Fez stood up from the couch, and placed three hundreds in Mouse's hand. "Damn, your boy must love you. Its gon cost you six hundred now, man."
☆☆☆☆
After Fez gave Mouse his extra money he counted the bills before standing up to leave. "It's always a pleasure doing business with you," he smiled, pushing your leg from his lap and getting up from the couch. As soon as the door closed behind him, Fez stood up, taking the Fentanyl Mouse had left on the couch and calling Ash. "Flush that shit down the toilet, and go grab the Narcan, just in case," he said placing the pouch in Ash's hand.
He went over to the couch were you were still laying quietly and motionless, your one leg still hanging off the couch. He carefully pulled it back up the couch, maneuvering it to prevent you from rolling onto your stomach, and covered your body with the small blanket that layed by the couch's end. He sat by your head on the couch, softly stroking your hair and praying that you were okay. Your eyes fluttered open when you felt his soft touch on your head. "'M sorry," you slurred, trying to keep your eyes open, to stay awake. Your breathing was irregular and soft, and you felt a dull discomfort in your chest.
"It's ok," he said softly, wiping away the layer of sweat from your forhead. "I ain't leaving you."
When Ash returned with the Narcan you were quickly given some in each nostril and after a while your breathing returned to a somewhat normal tempo. You couldn't fight the urge to sleep anymore and soon you were closing your eyes and dozing off.
☆☆☆☆
You layed in bed next to Fez feeling like absolute shit. You couldn't fall asleep. The dull pressure in your bladder and the constant nausea made it impossible to get comfortable. You turned around slowly, to find Fez laying next to you, his eyes trained on you. He hadn't left your side since your little run-in with Mouse, and had you stay with him until you felt better. He even went as far as to ask one of your friend to bring you clean clothes from your house.

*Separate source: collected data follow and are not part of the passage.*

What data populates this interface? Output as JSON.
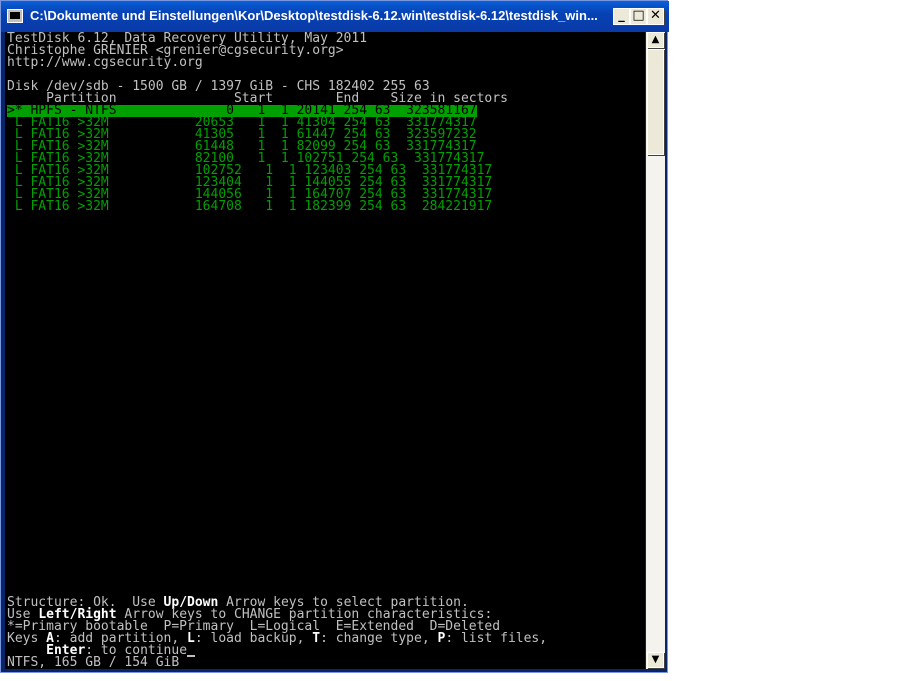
{
  "window": {
    "title": "C:\\Dokumente und Einstellungen\\Kor\\Desktop\\testdisk-6.12.win\\testdisk-6.12\\testdisk_win...",
    "minimize": "_",
    "maximize": "□",
    "close": "✕"
  },
  "console": {
    "header": [
      "TestDisk 6.12, Data Recovery Utility, May 2011",
      "Christophe GRENIER <grenier@cgsecurity.org>",
      "http://www.cgsecurity.org"
    ],
    "disk_line": "Disk /dev/sdb - 1500 GB / 1397 GiB - CHS 182402 255 63",
    "columns_line": "     Partition               Start        End    Size in sectors",
    "partitions": [
      ">* HPFS - NTFS              0   1  1 20141 254 63  323581167",
      " L FAT16 >32M           20653   1  1 41304 254 63  331774317",
      " L FAT16 >32M           41305   1  1 61447 254 63  323597232",
      " L FAT16 >32M           61448   1  1 82099 254 63  331774317",
      " L FAT16 >32M           82100   1  1 102751 254 63  331774317",
      " L FAT16 >32M           102752   1  1 123403 254 63  331774317",
      " L FAT16 >32M           123404   1  1 144055 254 63  331774317",
      " L FAT16 >32M           144056   1  1 164707 254 63  331774317",
      " L FAT16 >32M           164708   1  1 182399 254 63  284221917"
    ],
    "footer": {
      "l1a": "Structure: Ok.  Use ",
      "l1b": "Up/Down",
      "l1c": " Arrow keys to select partition.",
      "l2a": "Use ",
      "l2b": "Left/Right",
      "l2c": " Arrow keys to CHANGE partition characteristics:",
      "l3": "*=Primary bootable  P=Primary  L=Logical  E=Extended  D=Deleted",
      "l4a": "Keys ",
      "l4b": "A",
      "l4c": ": add partition, ",
      "l4d": "L",
      "l4e": ": load backup, ",
      "l4f": "T",
      "l4g": ": change type, ",
      "l4h": "P",
      "l4i": ": list files,",
      "l5a": "     ",
      "l5b": "Enter",
      "l5c": ": to continue",
      "l6": "NTFS, 165 GB / 154 GiB"
    }
  },
  "scrollbar": {
    "up": "▲",
    "down": "▼"
  }
}
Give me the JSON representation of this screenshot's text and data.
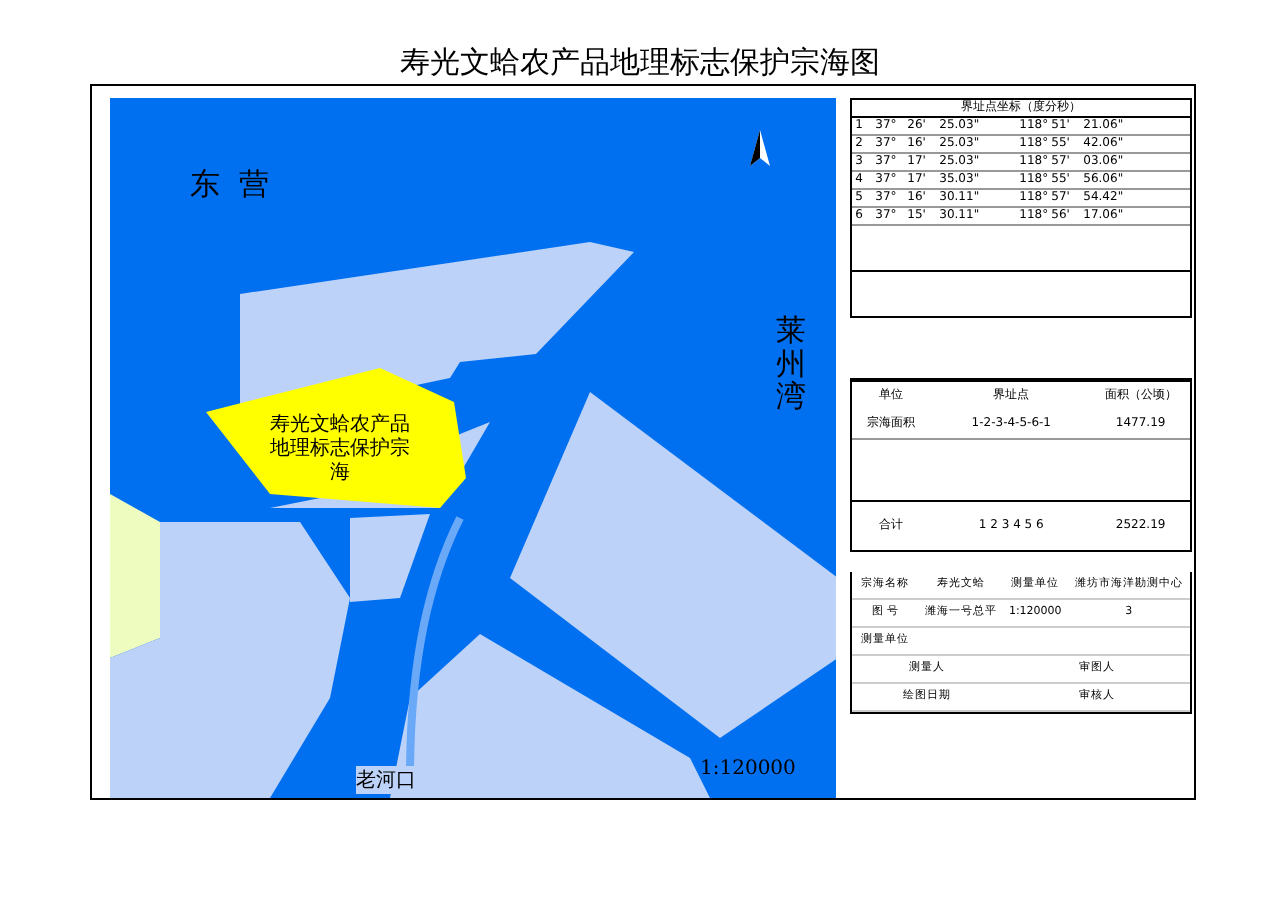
{
  "title": "寿光文蛤农产品地理标志保护宗海图",
  "map": {
    "labels": [
      {
        "kind": "horizontal",
        "text": "东  营"
      },
      {
        "kind": "vertical",
        "text": "莱州湾"
      },
      {
        "kind": "zone",
        "text": "寿光文蛤农产品地理标志保护宗海"
      },
      {
        "kind": "river",
        "text": "老河口"
      }
    ],
    "scale": "1:120000"
  },
  "coordinates": {
    "heading": "界址点坐标（度分秒）",
    "rows": [
      [
        "1",
        "37°",
        "26'",
        "25.03\"",
        "118°",
        "51'",
        "21.06\""
      ],
      [
        "2",
        "37°",
        "16'",
        "25.03\"",
        "118°",
        "55'",
        "42.06\""
      ],
      [
        "3",
        "37°",
        "17'",
        "25.03\"",
        "118°",
        "57'",
        "03.06\""
      ],
      [
        "4",
        "37°",
        "17'",
        "35.03\"",
        "118°",
        "55'",
        "56.06\""
      ],
      [
        "5",
        "37°",
        "16'",
        "30.11\"",
        "118°",
        "57'",
        "54.42\""
      ],
      [
        "6",
        "37°",
        "15'",
        "30.11\"",
        "118°",
        "56'",
        "17.06\""
      ]
    ]
  },
  "area": {
    "rows": [
      [
        "单位",
        "界址点",
        "面积（公顷）"
      ],
      [
        "宗海面积",
        "1-2-3-4-5-6-1",
        "1477.19"
      ]
    ],
    "total": [
      "合计",
      "1 2 3 4 5 6",
      "2522.19"
    ]
  },
  "info": {
    "rows": [
      [
        "宗海名称",
        "寿光文蛤",
        "测量单位",
        "潍坊市海洋勘测中心"
      ],
      [
        "图  号",
        "潍海一号总平",
        "1:120000",
        "3"
      ]
    ],
    "unit_label": "测量单位",
    "signatures": [
      [
        "测量人",
        "审图人"
      ],
      [
        "绘图日期",
        "审核人"
      ]
    ]
  }
}
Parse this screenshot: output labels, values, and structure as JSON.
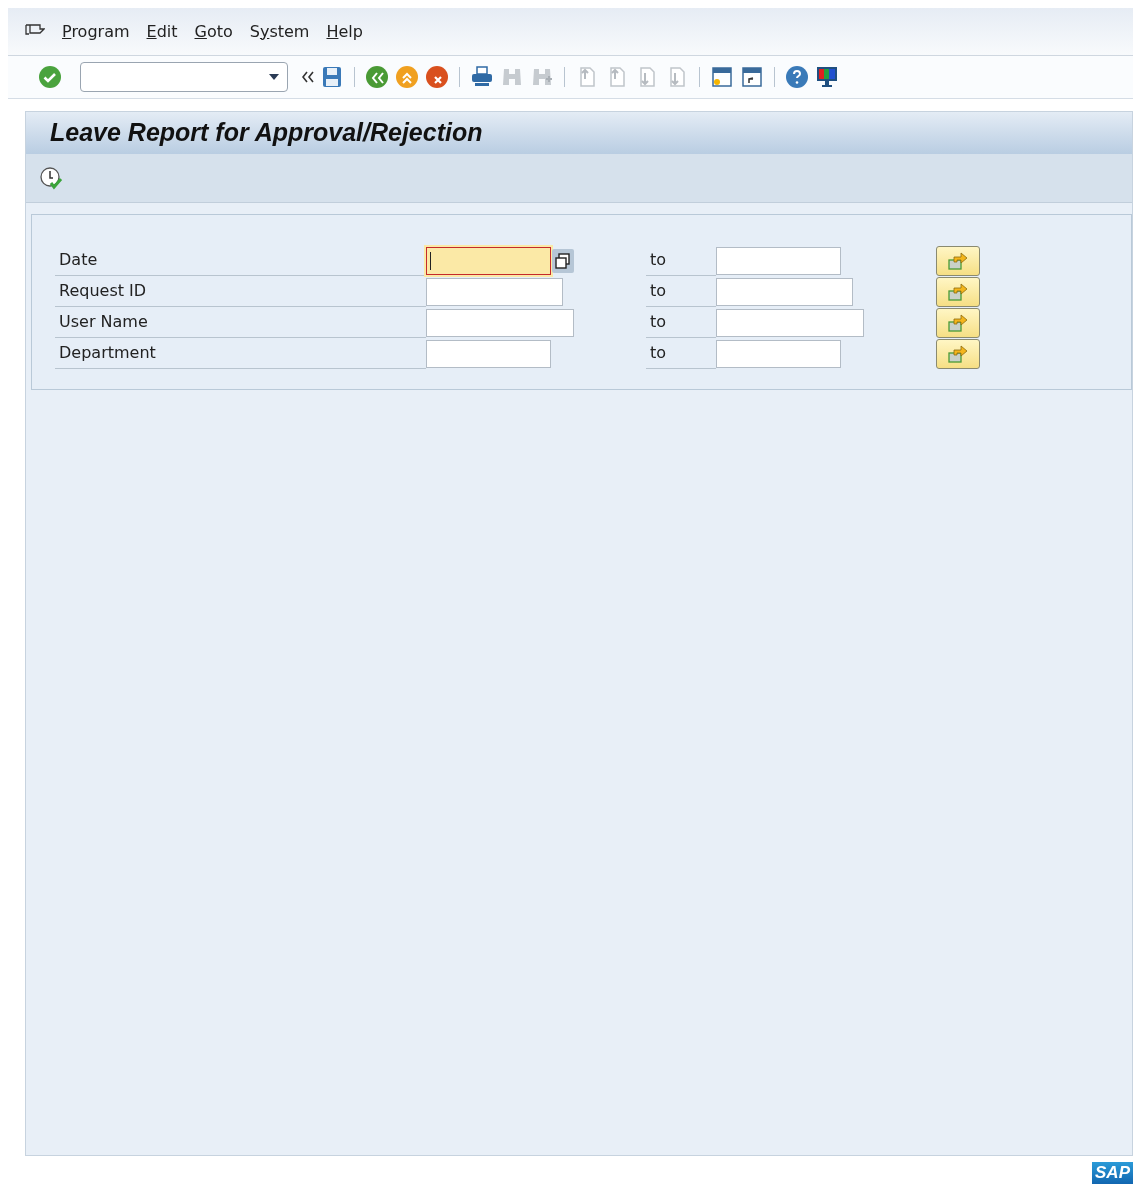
{
  "menu_bar": {
    "items": [
      {
        "key": "P",
        "rest": "rogram"
      },
      {
        "key": "E",
        "rest": "dit"
      },
      {
        "key": "G",
        "rest": "oto"
      },
      {
        "lead": "S",
        "key": "y",
        "rest": "stem"
      },
      {
        "key": "H",
        "rest": "elp"
      }
    ]
  },
  "screen": {
    "title": "Leave Report for Approval/Rejection"
  },
  "selection": {
    "rows": [
      {
        "label": "Date",
        "to_label": "to",
        "focused": true
      },
      {
        "label": "Request ID",
        "to_label": "to",
        "focused": false
      },
      {
        "label": "User Name",
        "to_label": "to",
        "focused": false
      },
      {
        "label": "Department",
        "to_label": "to",
        "focused": false
      }
    ]
  },
  "footer": {
    "logo_text": "SAP"
  }
}
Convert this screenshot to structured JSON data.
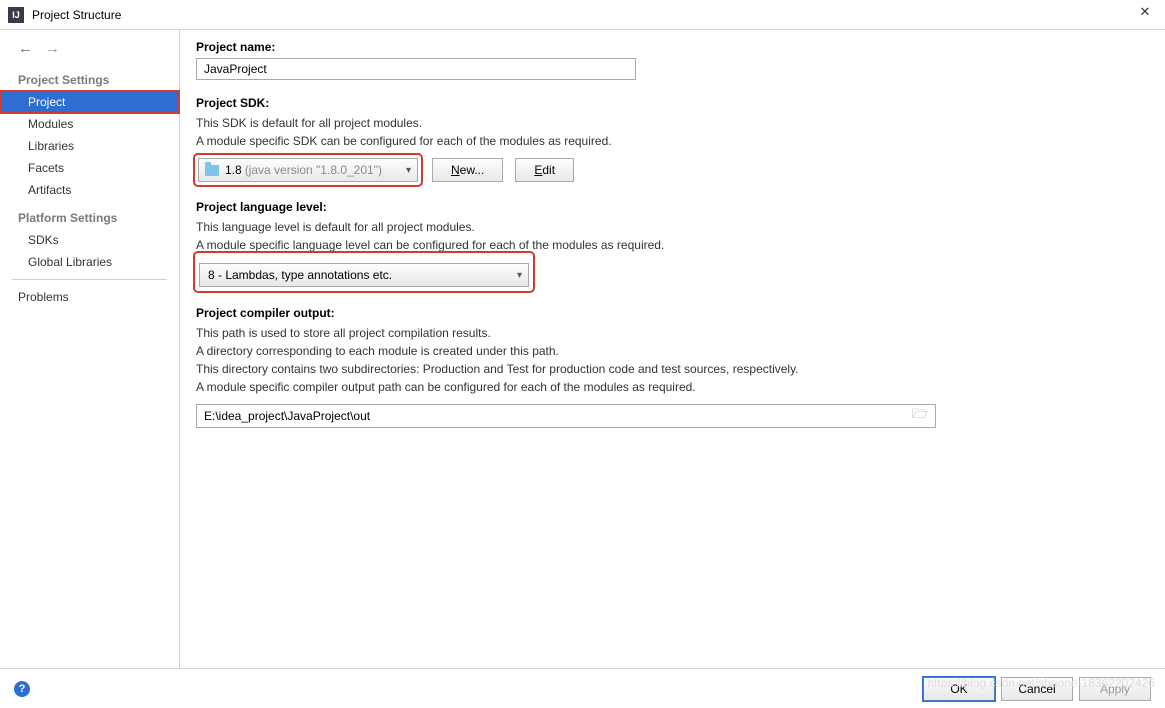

"How you feelin'?" he asked, voice thick from sleep. You only shook your head no, you couldn't even find the strength to talk. "You want some' to eat?" he asked softly. The mention of food made your stomach churn uncomfortably and before you knew it you were jumping out of bed and making a beeline for the bathroom for what felt like the millionth time.
You felt Fez's hand rubbing circles into your back softly as you threw up once again. "Let it all out, baby," you heard him say softly. He knew you hated throwing up, and he hated seeing you ill, so he tried his best to give you any sort of comfort.
After you finished you flushed the toilet and wiped your mouth. The cold tiles beneath your knees and the warm press of Fez's hand against your even warmer body grounded you. "I'm sorry for taking that shit," you said through quiet sobs. You hadn't even noticed you'd been crying. "Is alright," Fez said softly. He hated seeing you cry more than anything. "You'll be alright, okay?" he said, pulling you into a hug, "I ain't going no where. Gonna look after my girl."